During World War Two, the United Kingdom used about a quarter-million homing pigeons. The Dickin Medal, the highest possible decoration for valor given to animals, was awarded to thirty-two pigeons, including the United States Army Pigeon Service’s G.I. Joe and the Irish pigeon Paddy.
Nazi ‘Nuclear Weapons’ complex in Austria
Suspiciously high radiation levels around the Austrian town of St. Georgen an der Gusen had long fueled theories that there was a buried bunker nearby where the Nazis had tested nuclear weapons during World War Two.

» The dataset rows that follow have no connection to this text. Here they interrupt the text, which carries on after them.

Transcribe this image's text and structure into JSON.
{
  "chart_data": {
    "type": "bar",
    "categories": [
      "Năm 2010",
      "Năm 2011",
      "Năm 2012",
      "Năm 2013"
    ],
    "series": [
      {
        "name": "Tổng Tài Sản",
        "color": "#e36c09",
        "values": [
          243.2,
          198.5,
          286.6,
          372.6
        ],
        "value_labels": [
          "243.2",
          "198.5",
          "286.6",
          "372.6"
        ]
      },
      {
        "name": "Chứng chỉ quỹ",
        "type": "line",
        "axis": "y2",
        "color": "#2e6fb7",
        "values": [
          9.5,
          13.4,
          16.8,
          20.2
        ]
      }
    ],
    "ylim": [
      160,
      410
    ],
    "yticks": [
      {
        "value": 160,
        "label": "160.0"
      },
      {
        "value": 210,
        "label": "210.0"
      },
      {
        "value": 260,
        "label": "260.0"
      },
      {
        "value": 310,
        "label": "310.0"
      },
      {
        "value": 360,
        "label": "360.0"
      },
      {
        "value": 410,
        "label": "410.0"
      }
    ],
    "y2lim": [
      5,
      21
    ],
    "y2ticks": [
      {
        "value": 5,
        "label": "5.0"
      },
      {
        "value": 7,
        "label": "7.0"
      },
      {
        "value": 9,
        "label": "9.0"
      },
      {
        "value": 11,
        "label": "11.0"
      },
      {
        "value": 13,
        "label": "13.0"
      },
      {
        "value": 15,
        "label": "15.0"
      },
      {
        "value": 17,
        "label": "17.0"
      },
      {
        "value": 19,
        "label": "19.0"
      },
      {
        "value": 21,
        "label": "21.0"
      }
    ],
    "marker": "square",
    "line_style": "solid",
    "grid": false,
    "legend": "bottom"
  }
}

Those suspicions came one step closer to being confirmed in December of 2014, after the opening of a 75-acre underground complex was dug out and granite used to seal off the entrance had been removed.
The weapons facility was believed to have been manned by SS General Hans Kammler and situated near the B8 Bergkristall factory, where the first working jet-powered fighter was created. Sulzer first got wind of the site after seeing references to it in an Austrian physicist’s diary. “Up to 320,000 inmates are said to have died because of the brutal conditions in the subterranean labyrinth,” Sulzer tells the Sunday Times. Those inmates were chosen for skills in physics, chemistry, or other sciences that would advance the Nazis’ quest for nuclear weapons, Sulzer says. Excavation and exploration of this site is still ongoing.

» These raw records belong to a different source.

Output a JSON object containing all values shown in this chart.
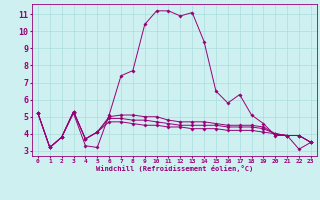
{
  "xlabel": "Windchill (Refroidissement éolien,°C)",
  "background_color": "#cff0f0",
  "grid_color": "#aadddd",
  "line_color": "#990077",
  "xlim": [
    -0.5,
    23.5
  ],
  "ylim": [
    2.7,
    11.6
  ],
  "yticks": [
    3,
    4,
    5,
    6,
    7,
    8,
    9,
    10,
    11
  ],
  "xticks": [
    0,
    1,
    2,
    3,
    4,
    5,
    6,
    7,
    8,
    9,
    10,
    11,
    12,
    13,
    14,
    15,
    16,
    17,
    18,
    19,
    20,
    21,
    22,
    23
  ],
  "series": [
    [
      5.2,
      3.2,
      3.8,
      5.2,
      3.3,
      3.2,
      5.1,
      7.4,
      7.7,
      10.4,
      11.2,
      11.2,
      10.9,
      11.1,
      9.4,
      6.5,
      5.8,
      6.3,
      5.1,
      4.6,
      3.9,
      3.9,
      3.1,
      3.5
    ],
    [
      5.2,
      3.2,
      3.8,
      5.3,
      3.7,
      4.1,
      5.0,
      5.1,
      5.1,
      5.0,
      5.0,
      4.8,
      4.7,
      4.7,
      4.7,
      4.6,
      4.5,
      4.5,
      4.5,
      4.4,
      4.0,
      3.9,
      3.9,
      3.5
    ],
    [
      5.2,
      3.2,
      3.8,
      5.3,
      3.7,
      4.1,
      4.9,
      4.9,
      4.8,
      4.8,
      4.7,
      4.6,
      4.5,
      4.5,
      4.5,
      4.5,
      4.4,
      4.4,
      4.4,
      4.3,
      4.0,
      3.9,
      3.9,
      3.5
    ],
    [
      5.2,
      3.2,
      3.8,
      5.3,
      3.7,
      4.1,
      4.7,
      4.7,
      4.6,
      4.5,
      4.5,
      4.4,
      4.4,
      4.3,
      4.3,
      4.3,
      4.2,
      4.2,
      4.2,
      4.1,
      4.0,
      3.9,
      3.9,
      3.5
    ]
  ]
}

Millions of silver coins from torpedoed ship 
A hoard of silver coins worth £34 million that was sunk by the Germans on board a steamship has been salvaged by a British-led team at a record depth of seventeen thousand feet.

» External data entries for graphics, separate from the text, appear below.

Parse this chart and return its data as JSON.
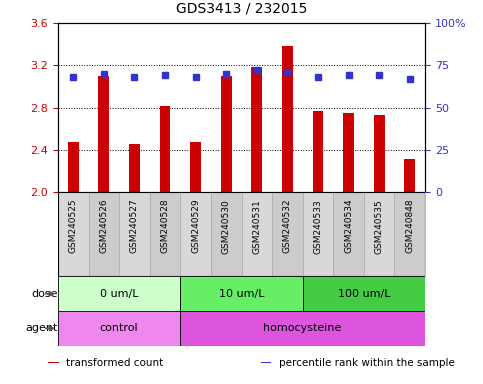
{
  "title": "GDS3413 / 232015",
  "samples": [
    "GSM240525",
    "GSM240526",
    "GSM240527",
    "GSM240528",
    "GSM240529",
    "GSM240530",
    "GSM240531",
    "GSM240532",
    "GSM240533",
    "GSM240534",
    "GSM240535",
    "GSM240848"
  ],
  "red_values": [
    2.47,
    3.1,
    2.45,
    2.81,
    2.47,
    3.1,
    3.18,
    3.38,
    2.77,
    2.75,
    2.73,
    2.31
  ],
  "blue_values": [
    68,
    70,
    68,
    69,
    68,
    70,
    72,
    71,
    68,
    69,
    69,
    67
  ],
  "ylim_left": [
    2.0,
    3.6
  ],
  "ylim_right": [
    0,
    100
  ],
  "yticks_left": [
    2.0,
    2.4,
    2.8,
    3.2,
    3.6
  ],
  "yticks_right": [
    0,
    25,
    50,
    75,
    100
  ],
  "ytick_labels_right": [
    "0",
    "25",
    "50",
    "75",
    "100%"
  ],
  "bar_color": "#cc0000",
  "dot_color": "#3333cc",
  "bar_bottom": 2.0,
  "bar_width": 0.35,
  "dot_size": 5,
  "dose_groups": [
    {
      "label": "0 um/L",
      "start": 0,
      "end": 4,
      "color": "#ccffcc"
    },
    {
      "label": "10 um/L",
      "start": 4,
      "end": 8,
      "color": "#66ee66"
    },
    {
      "label": "100 um/L",
      "start": 8,
      "end": 12,
      "color": "#44cc44"
    }
  ],
  "agent_groups": [
    {
      "label": "control",
      "start": 0,
      "end": 4,
      "color": "#ee88ee"
    },
    {
      "label": "homocysteine",
      "start": 4,
      "end": 12,
      "color": "#dd55dd"
    }
  ],
  "legend_items": [
    {
      "color": "#cc0000",
      "label": "transformed count"
    },
    {
      "color": "#3333cc",
      "label": "percentile rank within the sample"
    }
  ],
  "tick_color_left": "#cc0000",
  "tick_color_right": "#3333cc",
  "grid_linestyle": ":",
  "grid_linewidth": 0.7,
  "sample_box_color": "#d4d4d4",
  "sample_box_edge": "#aaaaaa"
}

The SS City of Cairo (run by Captain William Rogerson), a mixed cargo and passenger ship belonging to Ellerman Lines, was on an unescorted voyage from Bombay, India to England via Cape Town, South Africa and Recife, Brazil in late 1942. She carried three hundred people, of which 136 were passengers, and a mixed cargo, including some hundred tons of silver coins belonging to the British Treasury.
Spotted by U-68 on 6 November 1942, she was and torpedoed at 2030 hrs. The engines were stopped and preparations made to abandon ship. A second torpedo was fired ten minutes after the first, and the ship sank a few minutes later.
DOS decided to look for the wreck of the SS City of Cairo and, in November of 2011, started operations. This was to be a difficult search as the water depth would exceed five thousand meters, the weather, swell, and currents were known to be challenging, and the presumed site was some thousand miles from the nearest land, in the foothills of the mid-Atlantic ridge.
The salvage was completed in September of 2013, but DOS had only been given permission by the Ministry of Transport to announce it in December of 2014.

Panther tank in basement garage 
In June of 2015, when a prosecutor in Kiel, Germany suspected the existence of war relics in a villa in the town of Heikendrof, Germany, the only way to find out was a police raid. Possession of war relics or weaponry is banned in Germany, and is a prosecutable offense. The raiding party and prosecutors were in awe to find an intact Panther tank in an underground garage, as well as a number of other weapons from the Nazi era.
The villa is owned by a seventy-year-old man with an interest in war relics. Local people regard him as a quiet and conservative citizen. Authorities had long suspected the presence of suspicious items under his possession, especially after the reports that the owner of the villa was seen driving his World War Two tank in 1978.
The tank is now in the procession of the German Federal Police.
ME-262 jet fighter in bomb crater
In October of 2014, members of the Museum Deelen Airbase, near Arnhem in the Netherlands, found a Messerschmitt 262 in a farm field near the airbase. This 262 was shot down on 12 September 1944 near the village of Elden. The pilot, Uffz. Schauder, was killed. The Germans took the wreckage to Deelen and dumped the plane in an bomb crater to hide it. This was the first 262 ever to crash in the Netherlands.